With his vines yielding more grapes with each growing season, he hopes to increase the percentage of estate-grown grapes used in future vintages.

Thanks to Fukuoka’s do-nothing, natural farming approach, Niew is still able to work his vineyard on his own, save for a pack of goats and a llama that roam freely on the property to mow the grass and fertilise the soil.

“I would probably need help when I get to the point where I make my own whole vintage. But right now, I make it up as I go along, see what’s going on then react to it, rather than having a big exact plan,” he says. 

Yet, Niew also concedes that should his current natural farming methods falter, he would ratchet up intervention — as minimally as possible — but keep to an organic approach.
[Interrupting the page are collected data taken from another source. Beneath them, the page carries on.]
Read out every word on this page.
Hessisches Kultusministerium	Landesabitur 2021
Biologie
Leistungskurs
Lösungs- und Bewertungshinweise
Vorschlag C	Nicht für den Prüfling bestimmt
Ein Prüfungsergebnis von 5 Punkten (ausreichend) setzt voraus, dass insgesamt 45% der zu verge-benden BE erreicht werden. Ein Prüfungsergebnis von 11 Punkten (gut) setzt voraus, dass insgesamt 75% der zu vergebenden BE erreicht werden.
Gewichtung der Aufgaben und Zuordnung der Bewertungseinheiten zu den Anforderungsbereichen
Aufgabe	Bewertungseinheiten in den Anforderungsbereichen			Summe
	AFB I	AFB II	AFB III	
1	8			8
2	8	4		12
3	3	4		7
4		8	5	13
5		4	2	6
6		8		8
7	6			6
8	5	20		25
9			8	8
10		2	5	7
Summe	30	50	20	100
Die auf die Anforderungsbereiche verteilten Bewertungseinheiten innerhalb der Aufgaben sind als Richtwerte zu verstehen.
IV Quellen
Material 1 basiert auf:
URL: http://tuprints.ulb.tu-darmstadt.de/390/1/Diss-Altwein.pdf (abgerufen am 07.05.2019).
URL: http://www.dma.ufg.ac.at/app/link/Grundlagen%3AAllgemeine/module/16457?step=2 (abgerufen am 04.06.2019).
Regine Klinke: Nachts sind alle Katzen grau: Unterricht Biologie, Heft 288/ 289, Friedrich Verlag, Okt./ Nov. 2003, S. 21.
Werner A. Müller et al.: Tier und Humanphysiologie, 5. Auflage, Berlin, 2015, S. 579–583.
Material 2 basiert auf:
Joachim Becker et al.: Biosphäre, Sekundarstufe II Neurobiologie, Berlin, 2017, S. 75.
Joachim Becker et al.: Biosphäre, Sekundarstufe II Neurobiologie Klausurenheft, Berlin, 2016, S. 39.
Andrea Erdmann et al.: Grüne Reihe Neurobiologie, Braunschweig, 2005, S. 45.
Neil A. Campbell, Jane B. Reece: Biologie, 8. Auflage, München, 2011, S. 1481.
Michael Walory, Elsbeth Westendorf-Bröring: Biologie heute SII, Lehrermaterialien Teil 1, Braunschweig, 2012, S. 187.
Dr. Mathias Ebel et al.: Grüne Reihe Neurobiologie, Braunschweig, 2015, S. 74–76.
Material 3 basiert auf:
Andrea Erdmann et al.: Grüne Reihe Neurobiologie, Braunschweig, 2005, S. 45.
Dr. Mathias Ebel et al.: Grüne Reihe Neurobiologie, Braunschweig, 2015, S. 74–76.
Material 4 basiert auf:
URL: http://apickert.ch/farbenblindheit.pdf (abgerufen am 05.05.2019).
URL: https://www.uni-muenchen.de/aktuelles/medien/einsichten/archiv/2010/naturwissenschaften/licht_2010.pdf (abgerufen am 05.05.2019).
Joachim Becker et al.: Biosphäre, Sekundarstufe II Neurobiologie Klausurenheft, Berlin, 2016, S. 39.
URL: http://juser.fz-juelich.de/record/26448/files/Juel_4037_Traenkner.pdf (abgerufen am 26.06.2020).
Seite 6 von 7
“We don’t grow grapes or make wine, we create the environment for vines and wine to thrive. That is the essence of our ethos; farming sensitively through constant observation. The whole process has been very personal because of this beautiful philosophy that I hope my children will enjoy and appreciate, and of course, the consumers too,” says Niew, who has also chosen to feature his father’s calligraphy on his label. 

Ultimately Niew Vineyards is more than a winery. The hope, says Niew, is that it becomes a generational endeavour. In the meantime, as its current custodian, he relishes in reaping the knowledge and joy that nature has to offer while producing wines that are an unadulterated expression of the land.